Claro que no suposto diálogo entre a panela de ferro e a de barro, quebra-se a de barro, mas vamos devagar, mesmo que haja palestino terrorista por trás do recente atentado em Buenos Aires. Este é agravante exógeno somado a fatores negativos endógenos não de todo superados até hoje lá e cá, embora talvez mais lá do que cá.
A democracia étnica de Gilberto Freyre era meta e vocação, ideologia e mito no sentido de Karl Mannheim, nunca, porém, uma predestinação brasileira ou de ninguém. Mito dinâmico no sentido de Sérgio Buarque de Holanda.
O anti-semitismo também existe na América Latina no bojo da cultura cristã do preconceito de que os judeus mataram Cristo, mesmo sem os extremos da Igreja Bizantina e do stalinismo na Europa do Leste.

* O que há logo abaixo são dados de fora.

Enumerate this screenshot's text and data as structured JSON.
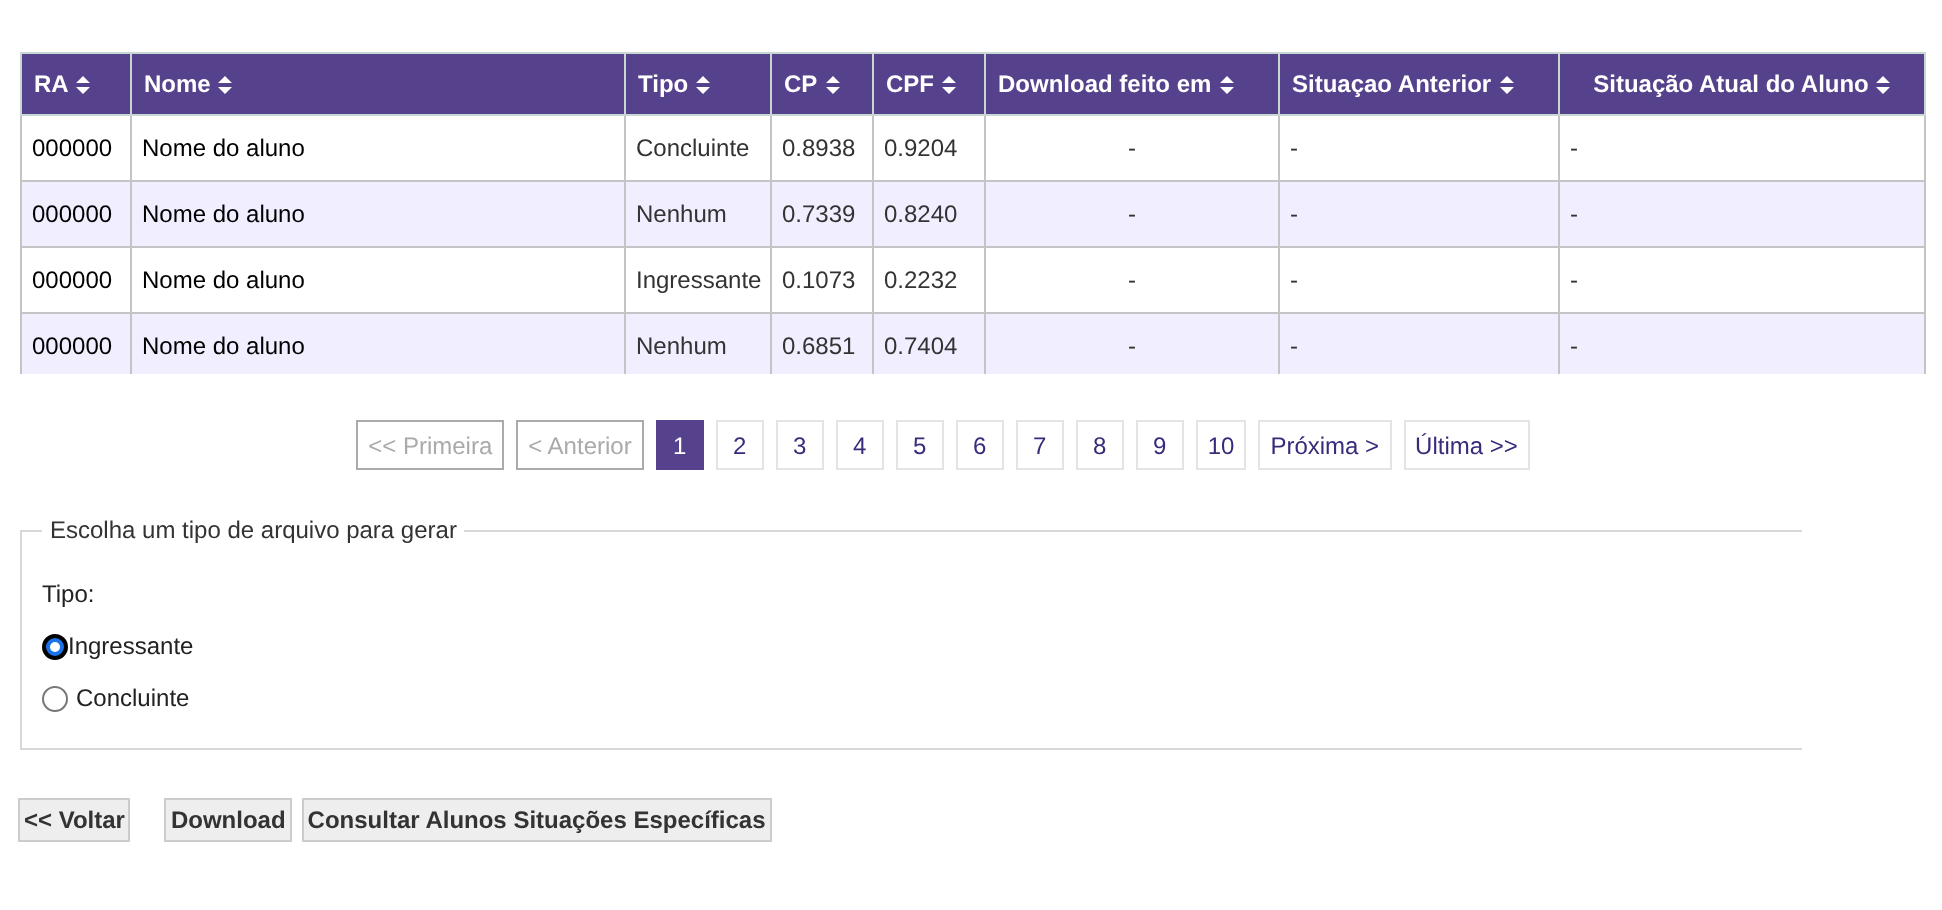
{
  "table": {
    "columns": [
      "RA",
      "Nome",
      "Tipo",
      "CP",
      "CPF",
      "Download feito em",
      "Situaçao Anterior",
      "Situação Atual do Aluno"
    ],
    "rows": [
      [
        "000000",
        "Nome do aluno",
        "Concluinte",
        "0.8938",
        "0.9204",
        "-",
        "-",
        "-"
      ],
      [
        "000000",
        "Nome do aluno",
        "Nenhum",
        "0.7339",
        "0.8240",
        "-",
        "-",
        "-"
      ],
      [
        "000000",
        "Nome do aluno",
        "Ingressante",
        "0.1073",
        "0.2232",
        "-",
        "-",
        "-"
      ],
      [
        "000000",
        "Nome do aluno",
        "Nenhum",
        "0.6851",
        "0.7404",
        "-",
        "-",
        "-"
      ]
    ]
  },
  "pagination": [
    {
      "label": "<< Primeira",
      "disabled": true,
      "selected": false
    },
    {
      "label": "< Anterior",
      "disabled": true,
      "selected": false
    },
    {
      "label": "1",
      "disabled": false,
      "selected": true
    },
    {
      "label": "2",
      "disabled": false,
      "selected": false
    },
    {
      "label": "3",
      "disabled": false,
      "selected": false
    },
    {
      "label": "4",
      "disabled": false,
      "selected": false
    },
    {
      "label": "5",
      "disabled": false,
      "selected": false
    },
    {
      "label": "6",
      "disabled": false,
      "selected": false
    },
    {
      "label": "7",
      "disabled": false,
      "selected": false
    },
    {
      "label": "8",
      "disabled": false,
      "selected": false
    },
    {
      "label": "9",
      "disabled": false,
      "selected": false
    },
    {
      "label": "10",
      "disabled": false,
      "selected": false
    },
    {
      "label": "Próxima >",
      "disabled": false,
      "selected": false
    },
    {
      "label": "Última >>",
      "disabled": false,
      "selected": false
    }
  ],
  "file_type": {
    "legend": "Escolha um tipo de arquivo para gerar",
    "label": "Tipo:",
    "options": [
      {
        "label": "Ingressante",
        "selected": true
      },
      {
        "label": "Concluinte",
        "selected": false
      }
    ]
  },
  "buttons": [
    "<< Voltar",
    "Download",
    "Consultar Alunos Situações Específicas"
  ]
}
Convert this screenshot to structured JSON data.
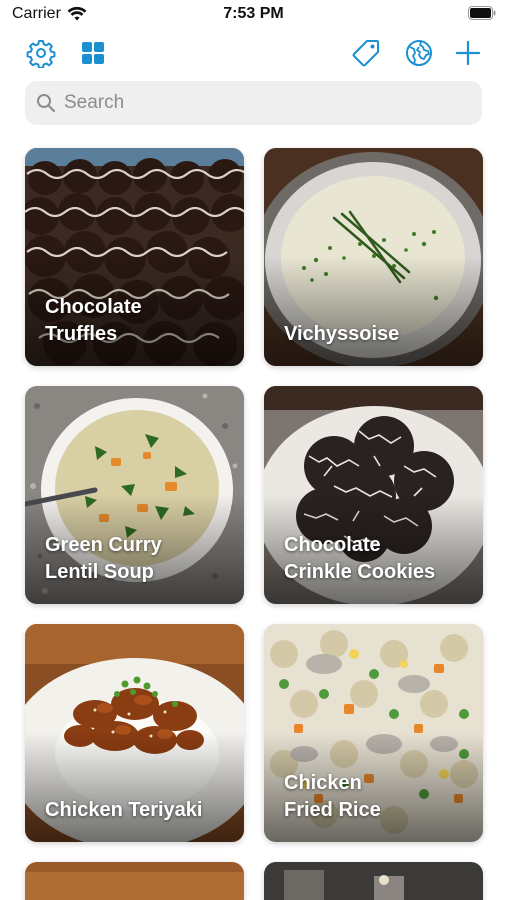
{
  "status_bar": {
    "carrier": "Carrier",
    "time": "7:53 PM"
  },
  "toolbar": {
    "left": [
      "gear-icon",
      "grid-icon"
    ],
    "right": [
      "tag-icon",
      "globe-icon",
      "plus-icon"
    ],
    "accent": "#1a8fd1"
  },
  "search": {
    "placeholder": "Search",
    "value": ""
  },
  "recipes": [
    {
      "title": "Chocolate\nTruffles"
    },
    {
      "title": "Vichyssoise"
    },
    {
      "title": "Green Curry\nLentil Soup"
    },
    {
      "title": "Chocolate\nCrinkle Cookies"
    },
    {
      "title": "Chicken Teriyaki"
    },
    {
      "title": "Chicken\nFried Rice"
    }
  ]
}
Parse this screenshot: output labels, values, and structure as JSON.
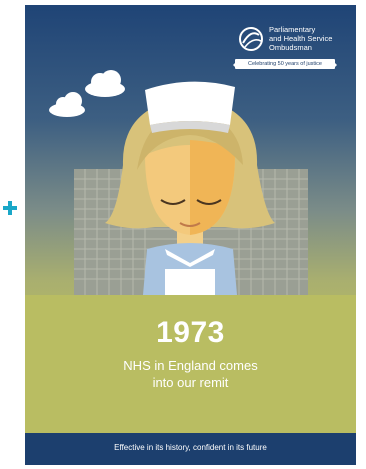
{
  "logo": {
    "org_name": "Parliamentary\nand Health Service\nOmbudsman",
    "ribbon": "Celebrating 50 years of justice"
  },
  "headline": {
    "year": "1973",
    "caption": "NHS in England comes\ninto our remit"
  },
  "footer": {
    "tagline": "Effective in its history, confident in its future"
  },
  "colors": {
    "accent_plus": "#1aa7c8",
    "footer_bg": "#1c3f6e",
    "sky_top": "#1f4476",
    "ground": "#c8ca5c"
  }
}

Conseguimos diluir pela miscigenação étnica pelo menos a herança inquisitorial, um pouco que, somado a outros, vai se tornando muito, mesmo lentamente. Mas não fico por aí.

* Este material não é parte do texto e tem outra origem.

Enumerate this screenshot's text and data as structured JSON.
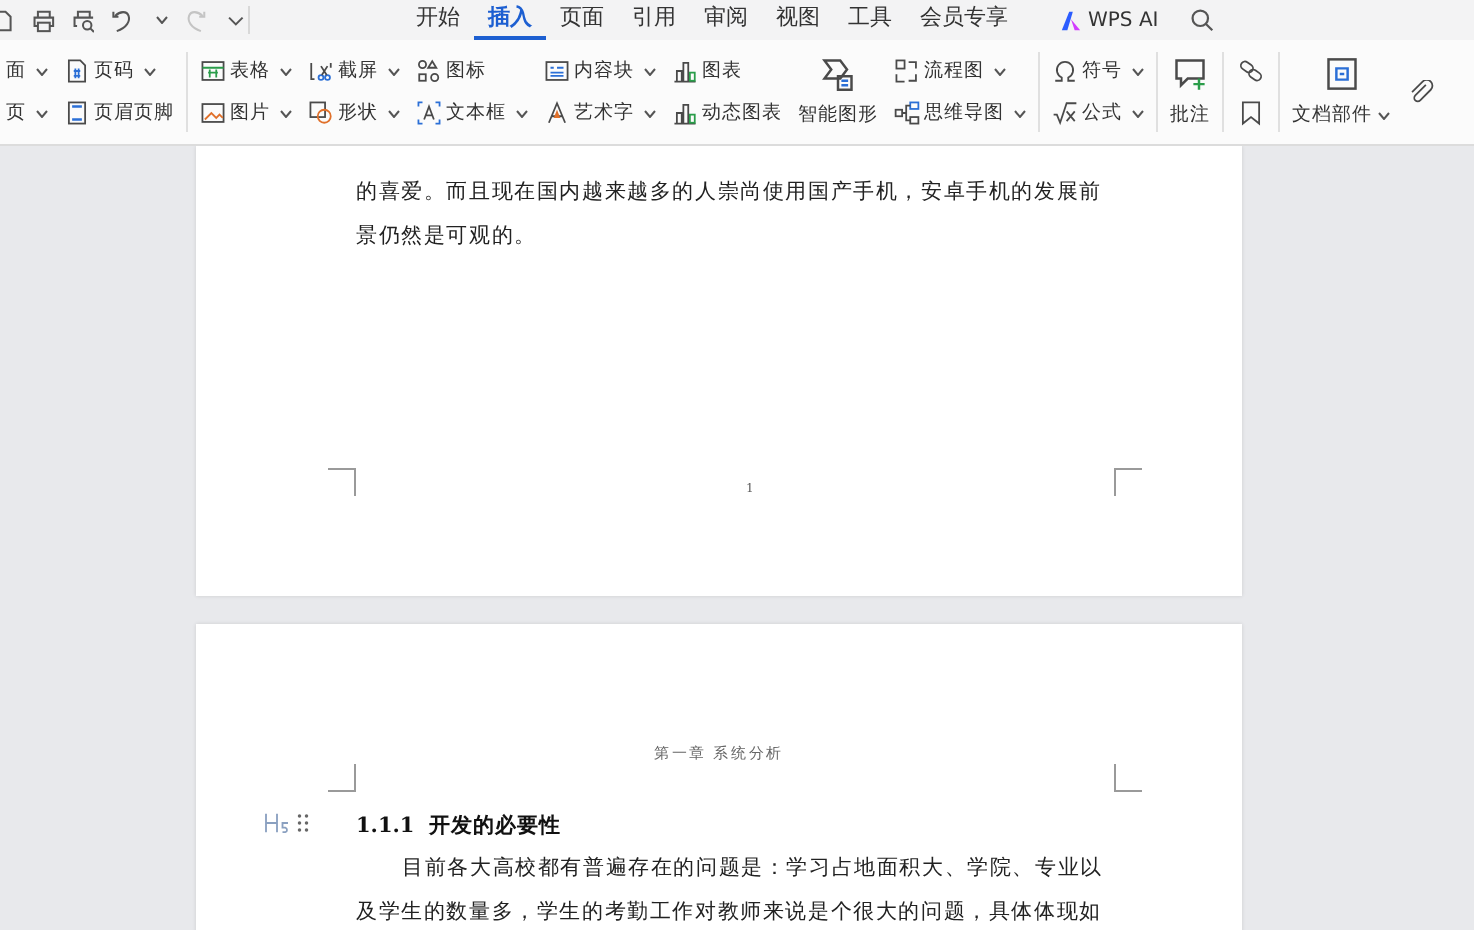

Imigrantes alemães e árabes ainda não se diluíram de todo na massa ibero-afro-índia, muito menos na Argentina, mesmo em alguns lugares do centro-sul do Brasil.
Isto somado ao velho anti-semitismo religioso antigo, folclorizado, fornece uma sobrevida ao novo, recente. Juntos ficam ali, semi-adormecidos, mas prontos a virem à tona, suficiente quem os convoque não só de fora, também por dentro.
Não precisarão necessariamente de crise econômica, embora evidentemente ela possa ajudá-los. Quem vier de fora, vai encontrá-los disponíveis, prontos para tudo.
Deve-se combater o preconceito, este e outros em si, para evitar ou diminuir a maligna potencialidade do preconceito, se se esperar a crise para enfrentá-lo, pode ser tarde demais.
Aquelas gerações de ibéricos e de eslavos, não todas, é claro, deixaram de atingir os extremos do Holocausto pelos nazistas só porque não tinham recursos tecnológicos para tanto. Quem não tiver culpa, lance a primeira pedra.